In the chaos of nightingale season I almost forgot about Pip. He was brought into my office early last week and then ignored in a box on my desk while we worked outside with the midweek volunteers. I looked in on him after lunch and he was gone: But I soon found him hanging upside-down from a neighbouring desk. He seemed sluggish and I didn't give much for his chances. These tiny mammals are likely to go the way of my tomatoes (all dead by the way) when we get a late frost.

I waited until the end of the day to see if he was fit enough to release. He didn't look like a fighter I must say: Just hanging-out in his box looking, frankly, boring. I walked him back to where he was found in the faint hope of a successful release. If he didn't perk up I was prepared to take him indoors again.

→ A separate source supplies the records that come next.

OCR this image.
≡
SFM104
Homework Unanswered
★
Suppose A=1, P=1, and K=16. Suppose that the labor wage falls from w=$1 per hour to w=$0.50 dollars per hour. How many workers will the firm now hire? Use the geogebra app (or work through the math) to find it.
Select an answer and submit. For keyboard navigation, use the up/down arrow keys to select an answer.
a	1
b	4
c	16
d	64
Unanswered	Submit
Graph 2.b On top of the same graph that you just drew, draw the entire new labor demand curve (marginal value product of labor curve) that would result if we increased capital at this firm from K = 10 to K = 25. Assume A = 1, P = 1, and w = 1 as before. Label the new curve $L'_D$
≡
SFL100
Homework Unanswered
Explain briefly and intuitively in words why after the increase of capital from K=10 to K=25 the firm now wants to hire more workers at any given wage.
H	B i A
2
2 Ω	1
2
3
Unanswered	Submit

As soon as I put him on a tree he sprang to life. He didn't fly but he "ran" up the branch in a sinister looking bat-crawl, using his hooked wing-fingers and his hind toes. If I had been a bird I would have pecked him to death for just being batty. When he reached the top of the branch he promptly turned upside-down and went to sleep. Then he was virtually invisible.

Pip is a pipistrelle bat. We don't have many at Paxton so we like to look after them. I guess that most of the ones we see come from houses in the village, but a few live in old, ivy-covered trees on the reserve. This is not really a woodland site, but a few more bat boxes might help.

Actually we have two kinds of pipistrelle that have different voices, but they look the same in the hand. You have to point an electronic bat detector at them to tell the difference.